Admittedly there are one or two occasions in a season when all of the conditions are right, a strong field is gathered and a tough world record is only likely to beaten with the right initial pace. After all, even the eminent good Dr Bannister accepted some pacemaking when he broke the four-minute mile. The problem today, though, is that when someone decides to make a big effort to break the Isle of Wight all-comers' record for the Shanklin Seven Hundred Yards he immediately wants a pacemaker. The formality of the front-running hare is no longer questioned, and when it comes to the grand prix circuit, the professional three- lap wonders are on to a good living.
What athletics urgently needs to realise is that what has become accepted within the sport is not acceptable to the potential spectator or television viewer. The absurdity of having a pacemaker who sticks doggedly to a preconceived pace long after the rest of the field has decided to stay together, ignore him or her and blast it out over the last 200 metres simply takes credibility away from the sport.
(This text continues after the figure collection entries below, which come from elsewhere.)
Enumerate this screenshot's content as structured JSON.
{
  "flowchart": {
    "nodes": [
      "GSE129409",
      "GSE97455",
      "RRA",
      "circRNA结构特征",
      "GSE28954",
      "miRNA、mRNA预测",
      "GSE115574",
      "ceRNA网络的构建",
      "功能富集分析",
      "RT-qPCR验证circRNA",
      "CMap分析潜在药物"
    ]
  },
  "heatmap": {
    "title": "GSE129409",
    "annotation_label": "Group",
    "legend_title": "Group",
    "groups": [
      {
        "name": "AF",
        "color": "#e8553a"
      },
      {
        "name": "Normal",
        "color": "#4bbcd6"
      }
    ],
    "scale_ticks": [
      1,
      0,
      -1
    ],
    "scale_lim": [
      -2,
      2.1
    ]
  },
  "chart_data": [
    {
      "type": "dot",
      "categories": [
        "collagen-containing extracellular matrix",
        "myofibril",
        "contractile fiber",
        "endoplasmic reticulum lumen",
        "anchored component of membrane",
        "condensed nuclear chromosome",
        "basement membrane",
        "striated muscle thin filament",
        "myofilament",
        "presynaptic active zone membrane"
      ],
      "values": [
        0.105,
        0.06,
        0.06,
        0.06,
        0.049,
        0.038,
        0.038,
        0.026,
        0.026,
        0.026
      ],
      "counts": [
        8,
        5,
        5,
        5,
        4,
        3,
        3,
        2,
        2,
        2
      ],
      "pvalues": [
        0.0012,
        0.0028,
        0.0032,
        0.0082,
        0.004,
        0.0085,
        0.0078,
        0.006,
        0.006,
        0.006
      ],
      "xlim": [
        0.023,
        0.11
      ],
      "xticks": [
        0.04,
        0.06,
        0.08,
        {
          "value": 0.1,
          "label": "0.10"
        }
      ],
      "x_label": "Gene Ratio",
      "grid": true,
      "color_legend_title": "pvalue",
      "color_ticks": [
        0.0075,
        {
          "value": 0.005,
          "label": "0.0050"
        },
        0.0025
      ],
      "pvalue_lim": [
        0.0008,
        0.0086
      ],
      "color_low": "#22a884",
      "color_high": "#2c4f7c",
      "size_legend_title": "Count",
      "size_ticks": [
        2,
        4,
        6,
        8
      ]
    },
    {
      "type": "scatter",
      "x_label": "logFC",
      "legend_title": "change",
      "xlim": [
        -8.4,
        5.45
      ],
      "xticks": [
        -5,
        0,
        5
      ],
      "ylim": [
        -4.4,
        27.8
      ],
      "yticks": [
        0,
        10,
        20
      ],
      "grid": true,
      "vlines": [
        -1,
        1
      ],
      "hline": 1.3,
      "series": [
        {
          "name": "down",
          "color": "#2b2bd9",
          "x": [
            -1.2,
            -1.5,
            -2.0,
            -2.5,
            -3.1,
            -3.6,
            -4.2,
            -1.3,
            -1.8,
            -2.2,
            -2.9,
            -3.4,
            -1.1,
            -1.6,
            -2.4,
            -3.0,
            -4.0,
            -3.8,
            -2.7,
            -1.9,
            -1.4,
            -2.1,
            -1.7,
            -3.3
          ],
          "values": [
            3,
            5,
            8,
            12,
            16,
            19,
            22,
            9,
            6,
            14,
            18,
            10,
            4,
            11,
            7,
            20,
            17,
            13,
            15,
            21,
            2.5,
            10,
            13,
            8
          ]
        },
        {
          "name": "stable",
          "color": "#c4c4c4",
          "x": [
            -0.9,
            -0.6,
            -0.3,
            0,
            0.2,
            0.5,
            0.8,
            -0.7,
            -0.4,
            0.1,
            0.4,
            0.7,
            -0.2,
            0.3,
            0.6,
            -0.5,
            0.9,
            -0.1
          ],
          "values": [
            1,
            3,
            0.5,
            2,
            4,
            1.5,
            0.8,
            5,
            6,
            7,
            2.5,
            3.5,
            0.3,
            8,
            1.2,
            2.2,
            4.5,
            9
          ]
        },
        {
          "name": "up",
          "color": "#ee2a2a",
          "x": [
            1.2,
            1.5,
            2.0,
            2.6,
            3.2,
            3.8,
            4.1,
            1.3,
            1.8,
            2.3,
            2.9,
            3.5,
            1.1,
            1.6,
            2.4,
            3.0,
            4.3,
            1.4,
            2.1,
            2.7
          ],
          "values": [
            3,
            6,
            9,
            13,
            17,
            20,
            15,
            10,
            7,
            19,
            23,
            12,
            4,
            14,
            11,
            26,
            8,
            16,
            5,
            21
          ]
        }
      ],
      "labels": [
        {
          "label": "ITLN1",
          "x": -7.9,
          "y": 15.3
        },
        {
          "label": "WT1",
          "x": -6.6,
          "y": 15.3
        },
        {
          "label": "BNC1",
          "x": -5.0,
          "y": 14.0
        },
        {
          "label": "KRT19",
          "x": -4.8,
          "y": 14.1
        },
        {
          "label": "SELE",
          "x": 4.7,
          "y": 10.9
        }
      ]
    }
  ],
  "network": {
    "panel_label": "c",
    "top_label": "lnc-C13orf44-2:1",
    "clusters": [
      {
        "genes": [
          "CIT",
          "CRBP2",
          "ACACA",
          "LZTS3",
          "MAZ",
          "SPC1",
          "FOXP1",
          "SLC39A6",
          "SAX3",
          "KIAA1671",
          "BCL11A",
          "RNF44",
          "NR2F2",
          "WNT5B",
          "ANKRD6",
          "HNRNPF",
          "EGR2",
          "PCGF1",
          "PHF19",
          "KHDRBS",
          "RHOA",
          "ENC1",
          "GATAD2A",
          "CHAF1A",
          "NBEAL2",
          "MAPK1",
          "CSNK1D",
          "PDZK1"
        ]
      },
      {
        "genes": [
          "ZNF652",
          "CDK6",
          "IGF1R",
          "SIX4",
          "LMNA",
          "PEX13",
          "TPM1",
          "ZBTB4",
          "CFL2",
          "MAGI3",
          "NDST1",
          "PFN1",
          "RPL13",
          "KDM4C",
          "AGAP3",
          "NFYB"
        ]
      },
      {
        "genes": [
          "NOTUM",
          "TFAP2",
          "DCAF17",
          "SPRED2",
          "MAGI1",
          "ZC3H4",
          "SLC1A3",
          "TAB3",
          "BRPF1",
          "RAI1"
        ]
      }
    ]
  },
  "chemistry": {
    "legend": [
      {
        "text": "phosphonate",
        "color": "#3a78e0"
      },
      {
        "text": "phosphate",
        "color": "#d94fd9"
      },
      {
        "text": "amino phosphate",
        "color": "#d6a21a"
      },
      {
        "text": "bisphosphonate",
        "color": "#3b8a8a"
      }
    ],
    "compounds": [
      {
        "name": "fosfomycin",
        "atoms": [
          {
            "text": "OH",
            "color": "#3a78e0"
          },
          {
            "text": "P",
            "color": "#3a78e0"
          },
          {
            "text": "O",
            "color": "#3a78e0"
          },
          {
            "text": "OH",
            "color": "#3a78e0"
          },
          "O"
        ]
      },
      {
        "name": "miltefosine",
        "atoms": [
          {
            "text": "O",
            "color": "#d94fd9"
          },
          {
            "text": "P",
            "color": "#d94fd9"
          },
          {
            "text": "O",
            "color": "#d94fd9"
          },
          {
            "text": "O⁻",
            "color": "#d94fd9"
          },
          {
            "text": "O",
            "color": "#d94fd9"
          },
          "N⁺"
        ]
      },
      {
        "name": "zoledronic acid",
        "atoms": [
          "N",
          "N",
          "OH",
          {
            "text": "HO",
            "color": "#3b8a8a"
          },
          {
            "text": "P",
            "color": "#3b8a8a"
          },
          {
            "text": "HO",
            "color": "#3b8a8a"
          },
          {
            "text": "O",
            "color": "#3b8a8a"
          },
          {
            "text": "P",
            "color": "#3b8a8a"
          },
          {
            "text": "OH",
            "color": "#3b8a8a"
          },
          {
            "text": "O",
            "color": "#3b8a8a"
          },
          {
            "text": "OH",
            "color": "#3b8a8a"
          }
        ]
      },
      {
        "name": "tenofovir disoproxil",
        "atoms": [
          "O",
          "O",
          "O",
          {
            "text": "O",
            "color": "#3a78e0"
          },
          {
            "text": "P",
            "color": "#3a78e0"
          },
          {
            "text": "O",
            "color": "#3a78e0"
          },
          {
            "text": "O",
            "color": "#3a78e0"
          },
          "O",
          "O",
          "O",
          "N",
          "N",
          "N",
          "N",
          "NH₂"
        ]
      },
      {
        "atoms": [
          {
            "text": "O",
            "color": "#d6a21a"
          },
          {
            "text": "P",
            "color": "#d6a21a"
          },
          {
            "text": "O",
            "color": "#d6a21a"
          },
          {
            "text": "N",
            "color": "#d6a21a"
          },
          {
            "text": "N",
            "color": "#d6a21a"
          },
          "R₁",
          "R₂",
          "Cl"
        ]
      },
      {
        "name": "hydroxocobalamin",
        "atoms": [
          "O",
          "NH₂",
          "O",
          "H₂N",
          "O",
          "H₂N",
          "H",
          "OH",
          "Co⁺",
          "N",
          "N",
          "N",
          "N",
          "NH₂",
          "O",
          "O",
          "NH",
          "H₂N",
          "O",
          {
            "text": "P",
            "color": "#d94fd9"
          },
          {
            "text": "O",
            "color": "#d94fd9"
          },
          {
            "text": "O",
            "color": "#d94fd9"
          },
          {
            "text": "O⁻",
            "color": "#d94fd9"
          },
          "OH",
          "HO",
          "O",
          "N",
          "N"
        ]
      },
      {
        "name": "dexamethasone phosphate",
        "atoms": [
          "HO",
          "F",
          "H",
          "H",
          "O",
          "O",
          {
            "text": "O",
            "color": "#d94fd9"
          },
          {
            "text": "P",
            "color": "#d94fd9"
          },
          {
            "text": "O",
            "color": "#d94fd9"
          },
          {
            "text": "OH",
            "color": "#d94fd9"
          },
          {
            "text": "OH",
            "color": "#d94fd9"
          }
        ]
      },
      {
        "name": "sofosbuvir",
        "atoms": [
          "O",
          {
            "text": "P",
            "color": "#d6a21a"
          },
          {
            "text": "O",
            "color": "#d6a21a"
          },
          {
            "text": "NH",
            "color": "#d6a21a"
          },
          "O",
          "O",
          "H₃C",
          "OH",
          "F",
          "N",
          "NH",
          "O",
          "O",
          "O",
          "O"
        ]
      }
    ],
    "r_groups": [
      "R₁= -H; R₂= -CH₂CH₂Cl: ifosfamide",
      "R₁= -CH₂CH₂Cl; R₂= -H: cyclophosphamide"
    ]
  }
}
That applies particularly in Britain where crowd figures for major events this season have been disappointing, and there is no sign as yet of the British Athletic Federation's signing a new television contract for the next one. Anything that discredits the sport at this moment is a danger which needs to be eliminated.
Banning pacemaking altogether could result in some records remaining in the book for a few more seasons, but that would be more than offset by avoiding what has become a readily accepted convention. Unfortunately, a few days ago the International Amateur Athletic Federation effectively gave clearance for pacemaking to continue and even prosper. In a move conveniently lost in the reporting of the Goodwill Games, the IAAF's president, Primo Nebiolo, confirmed that they were looking into the awarding of prize-money at the 1997 world championships which - in a move that brought a literal interpretation to 'the height of folly' - they have awarded to Mexico City, thus endangering the health of middle- and long-distance runners.
If prize-money becomes automatic in championship events, the pacemakers will fly in like buzzards to raw meat. Nebiolo is trying to pass the buck to the International Olympic Committee. If the IOC agrees to prize-money, the Olympic Games themselves will just become another honeypot. Of course Olympic champions become hot property, but the principle has always been that on the day honour is enough.
Not that controversy over prize-money, pacemakers or the specific gravity of javelins meant much to the people of St Petersburg who ignored the Goodwill junket. At times there were more newspaper, television and radio reporters in the stadium than spectators, but then it was always going to be a media event.